According to the final KSN News Poll, conducted by SurveyUSA exclusively for KSN-TV, 10 percent of voters surveyed (including 21 percent of young voters) remain undecided. That number is up from 7 percent in the KSN News Poll conducted just three weeks ago.
The latest poll data, released Tuesday, shows that Independent challenger Greg Orman and incumbent Republican Senator Pat Roberts are nearly tied. Orman has a slight lead at 44 percent to Roberts’ 42 percent.
The margin of error is +/- 4.0 percent.
In July, the KSN News Poll revealed Orman had only 7 percent of the vote. To date, in the latest KSN News Poll released Tuesday, he’s taken the lead with 44 percent.

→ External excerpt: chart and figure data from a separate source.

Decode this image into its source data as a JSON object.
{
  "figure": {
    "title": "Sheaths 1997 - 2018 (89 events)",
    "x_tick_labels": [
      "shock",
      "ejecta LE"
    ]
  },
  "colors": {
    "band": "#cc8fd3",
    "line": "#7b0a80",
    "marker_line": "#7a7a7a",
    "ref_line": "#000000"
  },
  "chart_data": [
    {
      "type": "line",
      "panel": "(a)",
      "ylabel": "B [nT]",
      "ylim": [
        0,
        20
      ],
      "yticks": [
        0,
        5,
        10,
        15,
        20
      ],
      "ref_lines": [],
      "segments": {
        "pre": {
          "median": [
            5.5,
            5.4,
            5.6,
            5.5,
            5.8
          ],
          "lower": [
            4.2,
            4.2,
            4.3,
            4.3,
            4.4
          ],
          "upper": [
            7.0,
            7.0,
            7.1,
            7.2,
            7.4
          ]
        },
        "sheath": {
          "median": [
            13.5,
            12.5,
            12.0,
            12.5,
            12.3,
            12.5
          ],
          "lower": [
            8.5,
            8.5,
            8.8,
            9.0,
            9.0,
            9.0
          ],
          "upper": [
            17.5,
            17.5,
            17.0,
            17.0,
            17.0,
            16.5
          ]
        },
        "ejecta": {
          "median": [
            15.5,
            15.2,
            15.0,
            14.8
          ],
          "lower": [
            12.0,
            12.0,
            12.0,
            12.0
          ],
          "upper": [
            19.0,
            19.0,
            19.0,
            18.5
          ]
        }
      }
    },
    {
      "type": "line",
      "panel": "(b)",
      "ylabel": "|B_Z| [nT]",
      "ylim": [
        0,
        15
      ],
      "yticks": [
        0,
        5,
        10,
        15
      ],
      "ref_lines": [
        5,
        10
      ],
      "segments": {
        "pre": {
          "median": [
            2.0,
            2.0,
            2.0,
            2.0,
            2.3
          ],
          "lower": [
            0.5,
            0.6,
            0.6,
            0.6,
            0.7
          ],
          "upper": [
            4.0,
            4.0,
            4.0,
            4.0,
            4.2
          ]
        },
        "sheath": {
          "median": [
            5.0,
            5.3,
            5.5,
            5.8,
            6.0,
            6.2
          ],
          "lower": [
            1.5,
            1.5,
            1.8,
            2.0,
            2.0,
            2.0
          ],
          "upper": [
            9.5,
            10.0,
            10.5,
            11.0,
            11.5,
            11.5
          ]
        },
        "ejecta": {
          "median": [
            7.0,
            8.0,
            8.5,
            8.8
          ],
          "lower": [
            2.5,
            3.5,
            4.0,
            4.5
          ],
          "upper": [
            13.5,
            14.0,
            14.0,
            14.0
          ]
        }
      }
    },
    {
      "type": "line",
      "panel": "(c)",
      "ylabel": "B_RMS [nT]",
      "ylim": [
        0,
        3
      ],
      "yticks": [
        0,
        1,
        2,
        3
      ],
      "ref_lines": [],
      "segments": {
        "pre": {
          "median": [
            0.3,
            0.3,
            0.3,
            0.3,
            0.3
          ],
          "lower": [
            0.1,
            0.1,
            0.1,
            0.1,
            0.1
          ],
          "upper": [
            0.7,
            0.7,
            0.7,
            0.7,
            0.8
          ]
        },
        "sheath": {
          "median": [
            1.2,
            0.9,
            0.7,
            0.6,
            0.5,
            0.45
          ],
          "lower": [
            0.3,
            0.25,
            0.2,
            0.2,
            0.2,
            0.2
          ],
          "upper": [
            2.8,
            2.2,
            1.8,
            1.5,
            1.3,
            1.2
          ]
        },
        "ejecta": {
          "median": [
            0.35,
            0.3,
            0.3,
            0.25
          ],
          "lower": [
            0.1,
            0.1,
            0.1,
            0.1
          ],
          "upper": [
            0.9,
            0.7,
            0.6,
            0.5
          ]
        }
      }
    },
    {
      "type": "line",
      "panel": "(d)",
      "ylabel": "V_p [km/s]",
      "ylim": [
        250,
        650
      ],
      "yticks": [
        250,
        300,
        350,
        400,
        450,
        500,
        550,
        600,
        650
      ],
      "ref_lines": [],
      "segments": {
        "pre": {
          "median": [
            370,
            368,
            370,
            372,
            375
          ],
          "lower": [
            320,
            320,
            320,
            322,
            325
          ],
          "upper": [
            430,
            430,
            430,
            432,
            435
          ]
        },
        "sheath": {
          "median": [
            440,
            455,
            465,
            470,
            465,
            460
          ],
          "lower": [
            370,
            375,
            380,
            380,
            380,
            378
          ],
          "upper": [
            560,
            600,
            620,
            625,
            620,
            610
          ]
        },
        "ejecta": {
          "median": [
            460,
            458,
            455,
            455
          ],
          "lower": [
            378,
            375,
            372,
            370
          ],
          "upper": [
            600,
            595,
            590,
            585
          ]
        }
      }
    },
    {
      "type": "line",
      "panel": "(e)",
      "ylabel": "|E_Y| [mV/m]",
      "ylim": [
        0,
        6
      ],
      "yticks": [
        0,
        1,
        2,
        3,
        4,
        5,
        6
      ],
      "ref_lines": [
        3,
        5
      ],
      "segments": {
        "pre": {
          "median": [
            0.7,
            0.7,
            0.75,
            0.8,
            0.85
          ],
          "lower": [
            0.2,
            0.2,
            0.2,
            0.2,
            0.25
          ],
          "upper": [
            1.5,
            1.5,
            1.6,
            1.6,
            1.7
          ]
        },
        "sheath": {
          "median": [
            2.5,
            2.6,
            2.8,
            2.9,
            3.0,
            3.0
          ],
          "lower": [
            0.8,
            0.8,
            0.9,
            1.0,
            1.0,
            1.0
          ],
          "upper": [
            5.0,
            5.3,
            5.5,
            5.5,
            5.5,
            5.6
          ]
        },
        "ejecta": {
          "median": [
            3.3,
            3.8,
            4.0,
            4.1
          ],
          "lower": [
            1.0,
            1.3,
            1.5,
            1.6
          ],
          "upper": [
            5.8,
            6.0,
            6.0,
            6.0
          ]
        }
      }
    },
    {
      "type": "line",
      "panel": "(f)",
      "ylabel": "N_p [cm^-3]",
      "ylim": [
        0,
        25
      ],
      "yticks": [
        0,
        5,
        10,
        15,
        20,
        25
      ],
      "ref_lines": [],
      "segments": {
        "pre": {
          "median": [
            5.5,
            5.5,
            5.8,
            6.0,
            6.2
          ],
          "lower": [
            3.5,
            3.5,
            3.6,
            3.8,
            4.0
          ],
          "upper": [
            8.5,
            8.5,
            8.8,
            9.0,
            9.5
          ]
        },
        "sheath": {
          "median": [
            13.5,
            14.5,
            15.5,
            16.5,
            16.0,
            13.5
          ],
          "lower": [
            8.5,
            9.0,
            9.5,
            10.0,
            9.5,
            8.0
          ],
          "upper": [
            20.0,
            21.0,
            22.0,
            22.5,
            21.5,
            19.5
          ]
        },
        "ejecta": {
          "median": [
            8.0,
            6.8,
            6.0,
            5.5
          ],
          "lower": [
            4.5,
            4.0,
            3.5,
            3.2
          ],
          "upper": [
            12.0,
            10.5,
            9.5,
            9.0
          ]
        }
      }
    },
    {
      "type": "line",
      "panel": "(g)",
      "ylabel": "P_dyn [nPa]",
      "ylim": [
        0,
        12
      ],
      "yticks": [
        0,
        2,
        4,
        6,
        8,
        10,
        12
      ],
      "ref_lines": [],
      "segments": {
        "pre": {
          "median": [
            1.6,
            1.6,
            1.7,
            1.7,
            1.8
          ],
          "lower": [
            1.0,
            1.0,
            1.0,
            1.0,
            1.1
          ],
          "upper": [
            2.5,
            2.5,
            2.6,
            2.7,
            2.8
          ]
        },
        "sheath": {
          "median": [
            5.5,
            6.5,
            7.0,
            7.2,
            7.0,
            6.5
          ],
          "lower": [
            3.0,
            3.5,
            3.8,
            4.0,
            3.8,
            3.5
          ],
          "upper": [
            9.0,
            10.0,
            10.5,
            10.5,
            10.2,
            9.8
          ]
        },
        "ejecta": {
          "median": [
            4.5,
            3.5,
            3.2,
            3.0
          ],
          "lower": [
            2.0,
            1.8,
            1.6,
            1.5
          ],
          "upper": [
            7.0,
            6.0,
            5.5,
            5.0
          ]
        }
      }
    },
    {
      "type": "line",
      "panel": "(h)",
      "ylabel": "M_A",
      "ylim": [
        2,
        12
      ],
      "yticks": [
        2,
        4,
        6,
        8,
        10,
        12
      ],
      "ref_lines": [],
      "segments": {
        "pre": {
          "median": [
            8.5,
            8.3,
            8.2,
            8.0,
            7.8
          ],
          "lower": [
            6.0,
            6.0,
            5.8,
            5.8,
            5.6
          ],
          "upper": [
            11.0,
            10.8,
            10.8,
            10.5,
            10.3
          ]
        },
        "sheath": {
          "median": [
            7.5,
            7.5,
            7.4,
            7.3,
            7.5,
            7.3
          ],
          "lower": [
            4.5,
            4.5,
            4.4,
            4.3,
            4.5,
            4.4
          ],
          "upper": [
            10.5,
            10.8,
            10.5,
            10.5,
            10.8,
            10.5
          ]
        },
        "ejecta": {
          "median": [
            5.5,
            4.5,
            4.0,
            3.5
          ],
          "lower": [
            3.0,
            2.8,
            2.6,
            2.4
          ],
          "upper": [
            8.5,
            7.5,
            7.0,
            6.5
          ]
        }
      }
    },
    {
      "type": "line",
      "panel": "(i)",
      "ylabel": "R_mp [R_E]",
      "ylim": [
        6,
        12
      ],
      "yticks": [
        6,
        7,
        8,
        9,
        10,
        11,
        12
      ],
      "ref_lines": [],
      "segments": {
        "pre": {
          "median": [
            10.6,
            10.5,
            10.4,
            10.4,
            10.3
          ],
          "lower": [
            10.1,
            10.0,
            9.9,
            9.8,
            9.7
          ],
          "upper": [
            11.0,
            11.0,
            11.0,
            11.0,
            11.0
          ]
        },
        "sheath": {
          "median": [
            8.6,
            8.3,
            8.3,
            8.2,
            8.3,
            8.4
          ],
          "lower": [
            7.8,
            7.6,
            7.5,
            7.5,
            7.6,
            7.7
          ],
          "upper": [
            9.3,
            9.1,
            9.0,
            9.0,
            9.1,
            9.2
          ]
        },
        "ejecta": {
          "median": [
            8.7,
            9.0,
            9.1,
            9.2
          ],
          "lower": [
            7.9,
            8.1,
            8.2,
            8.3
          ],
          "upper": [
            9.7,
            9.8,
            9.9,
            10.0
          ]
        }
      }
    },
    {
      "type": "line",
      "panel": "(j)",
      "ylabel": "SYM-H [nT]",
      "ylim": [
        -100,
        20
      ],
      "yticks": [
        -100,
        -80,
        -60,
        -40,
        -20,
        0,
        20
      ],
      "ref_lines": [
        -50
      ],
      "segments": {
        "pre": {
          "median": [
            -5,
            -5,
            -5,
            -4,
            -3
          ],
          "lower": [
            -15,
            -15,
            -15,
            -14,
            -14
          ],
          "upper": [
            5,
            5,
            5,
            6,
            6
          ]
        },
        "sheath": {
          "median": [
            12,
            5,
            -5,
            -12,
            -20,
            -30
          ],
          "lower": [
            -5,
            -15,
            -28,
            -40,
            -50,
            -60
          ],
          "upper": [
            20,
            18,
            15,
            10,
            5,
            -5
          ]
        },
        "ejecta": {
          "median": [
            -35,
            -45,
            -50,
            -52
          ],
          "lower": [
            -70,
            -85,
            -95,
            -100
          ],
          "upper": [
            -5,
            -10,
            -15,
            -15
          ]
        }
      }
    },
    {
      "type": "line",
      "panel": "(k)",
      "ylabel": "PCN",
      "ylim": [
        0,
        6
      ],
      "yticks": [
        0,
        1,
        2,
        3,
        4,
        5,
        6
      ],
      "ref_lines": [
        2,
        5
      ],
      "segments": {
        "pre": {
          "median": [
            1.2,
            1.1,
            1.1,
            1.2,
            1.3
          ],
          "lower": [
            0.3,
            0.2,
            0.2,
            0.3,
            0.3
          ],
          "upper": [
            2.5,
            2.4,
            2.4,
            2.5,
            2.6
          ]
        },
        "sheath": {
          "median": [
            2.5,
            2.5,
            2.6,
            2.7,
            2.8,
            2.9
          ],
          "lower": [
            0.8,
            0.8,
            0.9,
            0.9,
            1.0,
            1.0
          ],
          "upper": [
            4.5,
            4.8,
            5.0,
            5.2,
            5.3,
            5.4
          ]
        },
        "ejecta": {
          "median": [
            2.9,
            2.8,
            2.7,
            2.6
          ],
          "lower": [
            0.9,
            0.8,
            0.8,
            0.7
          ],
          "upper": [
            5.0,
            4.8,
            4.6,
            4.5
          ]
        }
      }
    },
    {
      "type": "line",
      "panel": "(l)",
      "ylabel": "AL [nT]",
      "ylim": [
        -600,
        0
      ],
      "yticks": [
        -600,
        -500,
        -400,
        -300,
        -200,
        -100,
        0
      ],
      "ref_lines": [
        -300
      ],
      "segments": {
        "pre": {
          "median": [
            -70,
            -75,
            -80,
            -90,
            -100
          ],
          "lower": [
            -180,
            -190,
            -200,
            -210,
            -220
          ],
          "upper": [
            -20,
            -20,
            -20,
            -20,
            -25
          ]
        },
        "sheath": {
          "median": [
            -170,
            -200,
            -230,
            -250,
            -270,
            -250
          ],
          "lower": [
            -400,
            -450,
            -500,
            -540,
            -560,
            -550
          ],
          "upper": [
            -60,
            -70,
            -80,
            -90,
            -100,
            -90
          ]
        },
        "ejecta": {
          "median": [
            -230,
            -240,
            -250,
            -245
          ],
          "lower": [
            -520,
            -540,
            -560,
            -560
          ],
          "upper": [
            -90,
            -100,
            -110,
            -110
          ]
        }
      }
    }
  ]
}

However, for the first time in any KSN News Poll this election season, Orman’s numbers have actually dropped slightly, down three points from poll numbers three weeks ago. On October 7, Orman polled 47 percent among likely voters.
KSN’s Craig Andres sat down with legal analyst, Jeff Jarman, to evaluate the shift.
“I don’t know that there’s any one particular thing that has moved the needle, as much as a cumulative effect of so much coverage, so much scrutiny, so much advertising,” said Jarman.
The latest KSN News Poll also reveals that, among those likely voters who say they are liberal, 84 percent are for Orman.
For those likely voters who consider themselves moderate, 60 percent are for Orman, compared to only 25 percent for Roberts.
In the conservative camp, 79 percent support Roberts.
Jarman says the numbers are telling.
“There is no doubt Roberts has been working very hard to undo that effort and to change that frame. He has positioned Orman as a liberal, [an] Obama-supporter from the beginning,” said Jarman.
The race is a statistical dead heat, according to the KSN News Poll, which means control of the U.S. Senate could still hinge on Kansas.
“We don’t know how those other Senate races are going to come out. Those are all tightening as well, so each of these states could be the difference in control of the U.S. Senate,” explained Jarman.